If insurers then add new features to the digital stack, they can step out of their old-fashioned systems step by step, thus reducing its footprint. This is much better than rebuilding the old code.
Transforming in this way has many benefits. New features, for example, could include dynamic pricing, flexible and more modular contracts, and support for virtual agents, which in turn can reduce call center workloads. We have seen that insurers implementing such changes, including the removal of paper, can reduce their cost services by 35-40 percent.
If you compare old-fashioned systems only as a record system, it can also create new product packages supported by the digital stack. In addition, some large insurers have added fintech-type cloud-based small core systems to bring in new classes of products. It not only disconnects new and old systems; it enables them to separate the execution of their business strategy from the solution of technical debt. Step by step, they can become more agile and agile, with modern product sets and services matching new entrants.

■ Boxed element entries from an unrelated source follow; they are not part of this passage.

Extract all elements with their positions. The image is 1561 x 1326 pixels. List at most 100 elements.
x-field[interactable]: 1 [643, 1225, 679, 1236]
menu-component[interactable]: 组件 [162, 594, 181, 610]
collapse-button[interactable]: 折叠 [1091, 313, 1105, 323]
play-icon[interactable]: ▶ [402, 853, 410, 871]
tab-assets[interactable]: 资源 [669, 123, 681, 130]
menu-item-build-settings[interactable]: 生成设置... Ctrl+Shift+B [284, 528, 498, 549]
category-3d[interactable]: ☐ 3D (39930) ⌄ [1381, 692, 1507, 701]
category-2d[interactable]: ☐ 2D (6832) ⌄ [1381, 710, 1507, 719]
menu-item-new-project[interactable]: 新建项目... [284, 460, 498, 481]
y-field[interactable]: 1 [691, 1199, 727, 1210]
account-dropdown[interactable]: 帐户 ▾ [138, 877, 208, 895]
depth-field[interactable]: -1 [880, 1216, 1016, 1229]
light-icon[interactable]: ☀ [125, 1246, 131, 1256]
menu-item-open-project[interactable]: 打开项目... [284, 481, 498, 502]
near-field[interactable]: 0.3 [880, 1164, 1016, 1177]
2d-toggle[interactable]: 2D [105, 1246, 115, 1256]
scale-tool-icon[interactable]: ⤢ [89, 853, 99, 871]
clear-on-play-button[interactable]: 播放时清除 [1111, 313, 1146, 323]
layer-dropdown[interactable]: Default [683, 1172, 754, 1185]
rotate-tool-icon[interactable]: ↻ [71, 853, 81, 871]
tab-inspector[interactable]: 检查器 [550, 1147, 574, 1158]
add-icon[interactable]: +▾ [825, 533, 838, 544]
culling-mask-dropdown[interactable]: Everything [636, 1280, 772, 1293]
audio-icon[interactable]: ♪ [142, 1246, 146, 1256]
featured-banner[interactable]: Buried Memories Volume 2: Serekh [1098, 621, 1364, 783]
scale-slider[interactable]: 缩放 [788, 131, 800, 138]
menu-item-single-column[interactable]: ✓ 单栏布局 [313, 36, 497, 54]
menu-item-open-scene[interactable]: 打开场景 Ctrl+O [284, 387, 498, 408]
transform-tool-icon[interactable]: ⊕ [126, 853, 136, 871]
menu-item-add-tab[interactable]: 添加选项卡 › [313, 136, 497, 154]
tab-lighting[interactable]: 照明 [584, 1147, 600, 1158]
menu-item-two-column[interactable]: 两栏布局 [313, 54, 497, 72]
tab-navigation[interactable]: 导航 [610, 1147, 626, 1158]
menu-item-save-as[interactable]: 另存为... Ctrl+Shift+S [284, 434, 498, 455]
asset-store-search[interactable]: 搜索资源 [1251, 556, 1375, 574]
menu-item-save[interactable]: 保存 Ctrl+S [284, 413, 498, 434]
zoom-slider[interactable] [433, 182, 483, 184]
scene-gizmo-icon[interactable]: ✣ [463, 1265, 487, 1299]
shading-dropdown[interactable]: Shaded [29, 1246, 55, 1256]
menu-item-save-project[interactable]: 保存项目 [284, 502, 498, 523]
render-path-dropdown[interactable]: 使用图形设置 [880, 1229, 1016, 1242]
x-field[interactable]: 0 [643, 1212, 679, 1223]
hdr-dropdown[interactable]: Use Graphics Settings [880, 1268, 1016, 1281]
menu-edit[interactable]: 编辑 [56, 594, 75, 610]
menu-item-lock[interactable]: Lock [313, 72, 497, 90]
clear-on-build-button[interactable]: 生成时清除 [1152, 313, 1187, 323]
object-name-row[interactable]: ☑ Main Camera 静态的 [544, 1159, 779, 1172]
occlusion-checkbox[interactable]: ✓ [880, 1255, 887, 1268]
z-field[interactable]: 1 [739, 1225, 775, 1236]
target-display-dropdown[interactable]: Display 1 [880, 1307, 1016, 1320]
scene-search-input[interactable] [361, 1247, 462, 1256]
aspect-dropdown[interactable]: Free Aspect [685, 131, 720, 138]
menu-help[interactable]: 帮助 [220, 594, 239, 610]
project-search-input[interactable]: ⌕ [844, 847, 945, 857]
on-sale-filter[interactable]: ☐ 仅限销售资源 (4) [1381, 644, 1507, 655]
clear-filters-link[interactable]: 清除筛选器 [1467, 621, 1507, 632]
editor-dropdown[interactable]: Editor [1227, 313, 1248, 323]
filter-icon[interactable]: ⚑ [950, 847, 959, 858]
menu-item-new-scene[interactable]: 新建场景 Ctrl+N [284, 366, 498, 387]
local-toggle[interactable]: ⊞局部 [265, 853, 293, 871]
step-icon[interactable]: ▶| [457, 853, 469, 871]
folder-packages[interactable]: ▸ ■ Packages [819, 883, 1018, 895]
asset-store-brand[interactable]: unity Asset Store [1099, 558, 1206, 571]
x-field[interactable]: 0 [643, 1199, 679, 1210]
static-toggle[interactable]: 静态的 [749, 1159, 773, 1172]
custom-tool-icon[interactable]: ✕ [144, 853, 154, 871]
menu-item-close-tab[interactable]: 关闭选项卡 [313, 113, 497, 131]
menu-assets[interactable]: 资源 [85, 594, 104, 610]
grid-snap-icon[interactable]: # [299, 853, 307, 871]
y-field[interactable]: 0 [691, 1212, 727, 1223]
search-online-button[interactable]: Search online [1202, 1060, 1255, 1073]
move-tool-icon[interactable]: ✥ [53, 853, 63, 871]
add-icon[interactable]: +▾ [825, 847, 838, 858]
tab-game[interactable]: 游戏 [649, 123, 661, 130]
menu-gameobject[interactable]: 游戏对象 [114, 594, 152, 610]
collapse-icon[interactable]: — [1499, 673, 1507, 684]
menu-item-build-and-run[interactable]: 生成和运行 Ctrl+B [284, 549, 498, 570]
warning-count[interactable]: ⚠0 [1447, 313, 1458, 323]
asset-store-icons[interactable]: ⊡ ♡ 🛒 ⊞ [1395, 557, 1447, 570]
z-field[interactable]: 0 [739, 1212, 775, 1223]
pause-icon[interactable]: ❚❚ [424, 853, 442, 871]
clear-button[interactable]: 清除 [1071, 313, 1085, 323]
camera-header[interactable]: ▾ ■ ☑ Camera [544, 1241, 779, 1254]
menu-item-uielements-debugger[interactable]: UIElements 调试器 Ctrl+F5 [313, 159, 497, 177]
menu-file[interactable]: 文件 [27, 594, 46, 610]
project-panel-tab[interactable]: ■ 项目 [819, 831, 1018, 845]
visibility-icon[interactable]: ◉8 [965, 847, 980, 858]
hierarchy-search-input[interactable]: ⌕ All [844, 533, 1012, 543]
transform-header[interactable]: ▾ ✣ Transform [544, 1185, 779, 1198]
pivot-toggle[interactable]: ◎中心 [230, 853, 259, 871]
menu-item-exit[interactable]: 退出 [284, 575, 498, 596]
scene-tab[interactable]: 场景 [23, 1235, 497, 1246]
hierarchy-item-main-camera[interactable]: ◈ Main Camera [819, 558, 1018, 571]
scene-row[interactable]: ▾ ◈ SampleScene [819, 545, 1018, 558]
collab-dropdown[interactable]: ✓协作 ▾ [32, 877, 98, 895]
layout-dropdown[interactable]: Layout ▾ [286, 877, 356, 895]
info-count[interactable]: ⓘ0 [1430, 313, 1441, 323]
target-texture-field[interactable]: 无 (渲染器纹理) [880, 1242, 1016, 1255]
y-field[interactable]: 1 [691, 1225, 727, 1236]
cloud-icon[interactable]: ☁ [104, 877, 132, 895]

Finally, through a digital decoupling approach, established firms can keep new entrants on board by leveraging the strengths of newcomers: experience in risk management, balance sheet strength and the scope and depth of the existing distribution network.
Next, we will investigate how insurers can prepare for digital disconnection to achieve their goals. We will also point out pitfalls you should avoid and some of the innovations that make this approach possible.